Menurut Thomas pada prinsipnya, suatu tindakan dapat dikategorikan sebagai praktik tarif predator apabila memenuhi tiga kondisi, yaitu perusahaan predator menetapkan harga di bawah biaya produksi, mengalahkan pesaing untuk mendominasi pasar dan setelahnya menetapkan harga yang sangat tinggi untuk menutup kerugian mereka. Ketiadaan unsur-unsur ini membuat pelabelan tarif predator pada pelaku usaha menjadi tidak berdasar.
Ia juga menyebut bahwa upaya membedakan antara harga predator dan harga kompetitif memang tidak mudah. Namun Komisi Pengawas Persaingan Usaha (KPPU) telah mengeluarkan pedoman dengan berbagai opsi pengujian untuk menentukan apakah predatory pricing berada dibalik rendahnya suatu harga, katanya.
Thomas juga menyatakan pangsa pasar yang kecil dari pelaku usaha asing dengan sendirinya mengurangi kemungkinan terjadinya praktik tarif predator, karena akan sangat tidak efisien bagi mereka untuk memaksa mendorong para pelaku usaha lokal keluar dari pasar hanya dengan instrumen harga.

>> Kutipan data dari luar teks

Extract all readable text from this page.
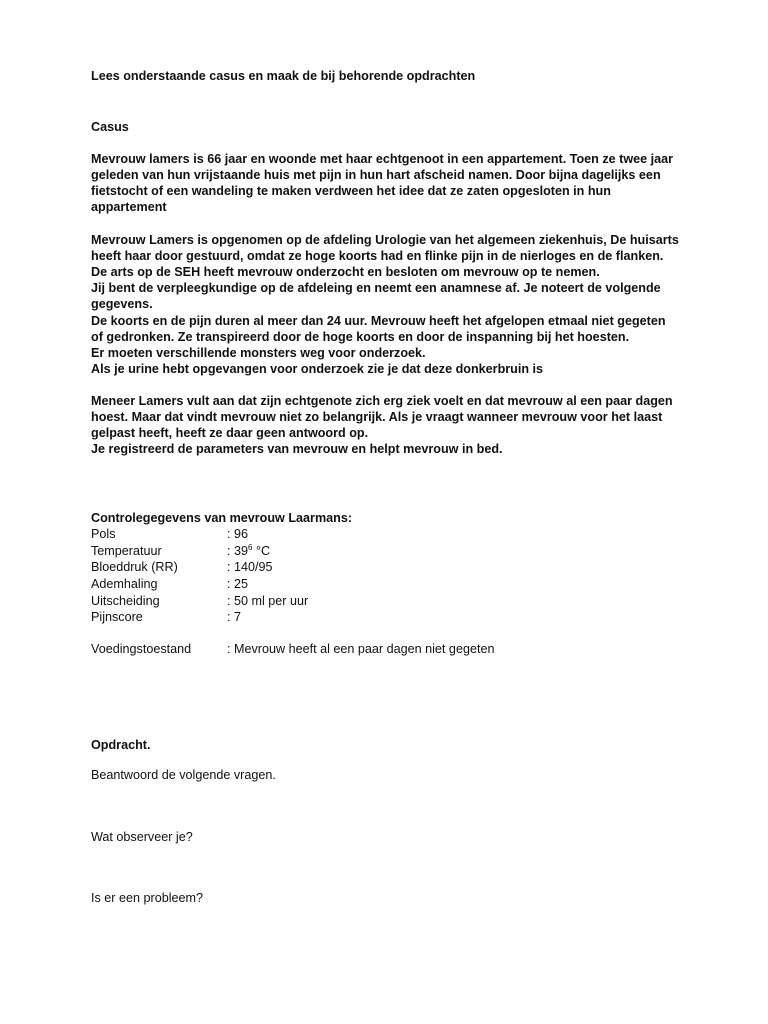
Lees onderstaande casus en maak de bij behorende opdrachten
Casus
Mevrouw lamers is 66 jaar en woonde met haar echtgenoot in een appartement. Toen ze twee jaar
geleden van hun vrijstaande huis met pijn in hun hart afscheid namen. Door bijna dagelijks een
fietstocht of een wandeling te maken verdween het idee dat ze zaten opgesloten in hun
appartement
Mevrouw Lamers is opgenomen op de afdeling Urologie van het algemeen ziekenhuis, De huisarts
heeft haar door gestuurd, omdat ze hoge koorts had en flinke pijn in de nierloges en de flanken.
De arts op de SEH heeft mevrouw onderzocht en besloten om mevrouw op te nemen.
Jij bent de verpleegkundige op de afdeleing en neemt een anamnese af. Je noteert de volgende
gegevens.
De koorts en de pijn duren al meer dan 24 uur. Mevrouw heeft het afgelopen etmaal niet gegeten
of gedronken. Ze transpireerd door de hoge koorts en door de inspanning bij het hoesten.
Er moeten verschillende monsters weg voor onderzoek.
Als je urine hebt opgevangen voor onderzoek zie je dat deze donkerbruin is
Meneer Lamers vult aan dat zijn echtgenote zich erg ziek voelt en dat mevrouw al een paar dagen
hoest. Maar dat vindt mevrouw niet zo belangrijk. Als je vraagt wanneer mevrouw voor het laast
gelpast heeft, heeft ze daar geen antwoord op.
Je registreerd de parameters van mevrouw en helpt mevrouw in bed.
Controlegegevens van mevrouw Laarmans:
Pols	: 96
Temperatuur	: $39^6$ °C
Bloeddruk (RR)	: 140/95
Ademhaling	: 25
Uitscheiding	: 50 ml per uur
Pijnscore	: 7
Voedingstoestand	: Mevrouw heeft al een paar dagen niet gegeten
Opdracht.
Beantwoord de volgende vragen.
Wat observeer je?
Is er een probleem?
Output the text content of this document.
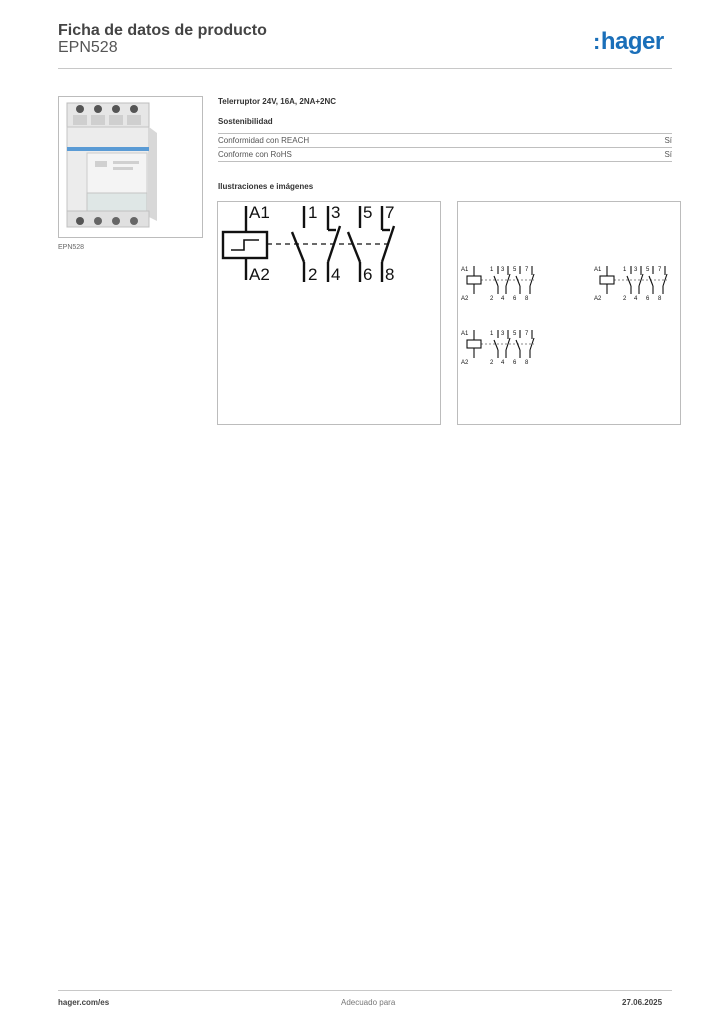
Ficha de datos de producto
EPN528	:hager
EPN528
Telerruptor 24V, 16A, 2NA+2NC
Sostenibilidad
Conformidad con REACH	Sí
Conforme con RoHS	Sí
Ilustraciones e imágenes
A1
A2
1 3 5 7
2 4 6 8	A1
A2
1 3 5 7
2 4 6 8
A1
A2
1 3 5 7
2 4 6 8
A1
A2
1 3 5 7
2 4 6 8
hager.com/es	Adecuado para	27.06.2025
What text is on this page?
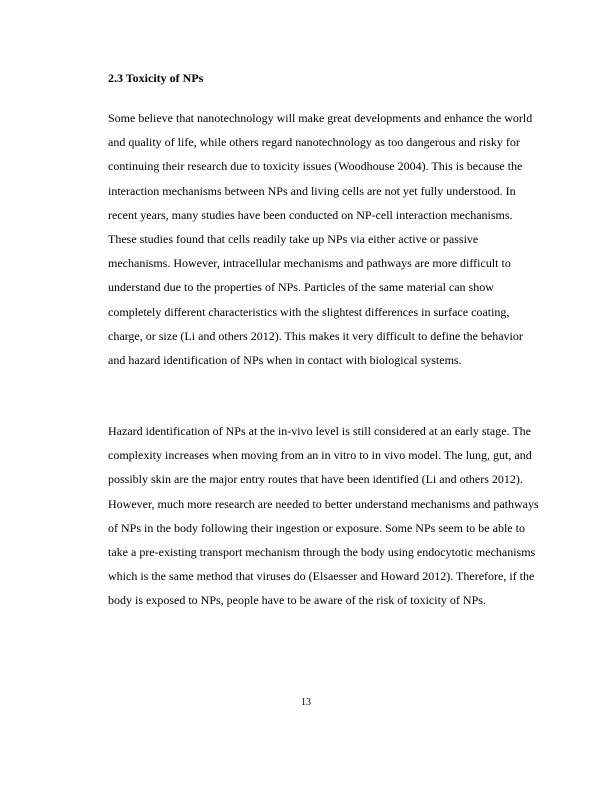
2.3 Toxicity of NPs
Some believe that nanotechnology will make great developments and enhance the world
and quality of life, while others regard nanotechnology as too dangerous and risky for
continuing their research due to toxicity issues (Woodhouse 2004). This is because the
interaction mechanisms between NPs and living cells are not yet fully understood. In
recent years, many studies have been conducted on NP-cell interaction mechanisms.
These studies found that cells readily take up NPs via either active or passive
mechanisms. However, intracellular mechanisms and pathways are more difficult to
understand due to the properties of NPs. Particles of the same material can show
completely different characteristics with the slightest differences in surface coating,
charge, or size (Li and others 2012). This makes it very difficult to define the behavior
and hazard identification of NPs when in contact with biological systems.
Hazard identification of NPs at the in-vivo level is still considered at an early stage. The
complexity increases when moving from an in vitro to in vivo model. The lung, gut, and
possibly skin are the major entry routes that have been identified (Li and others 2012).
However, much more research are needed to better understand mechanisms and pathways
of NPs in the body following their ingestion or exposure. Some NPs seem to be able to
take a pre-existing transport mechanism through the body using endocytotic mechanisms
which is the same method that viruses do (Elsaesser and Howard 2012). Therefore, if the
body is exposed to NPs, people have to be aware of the risk of toxicity of NPs.
13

“Selanjutnya, tingginya partisipasi pelaku usaha eceran pada pasar digital juga menandakan bahwa pembatasan kuota terhadap peredaran barang asing juga akan melukai tidak hanya para pembeli, tetapi juga para UKM eceran tersebut. Karenanya, opsi ini harus diberikan prioritas yang paling rendah,” jelas Thomas.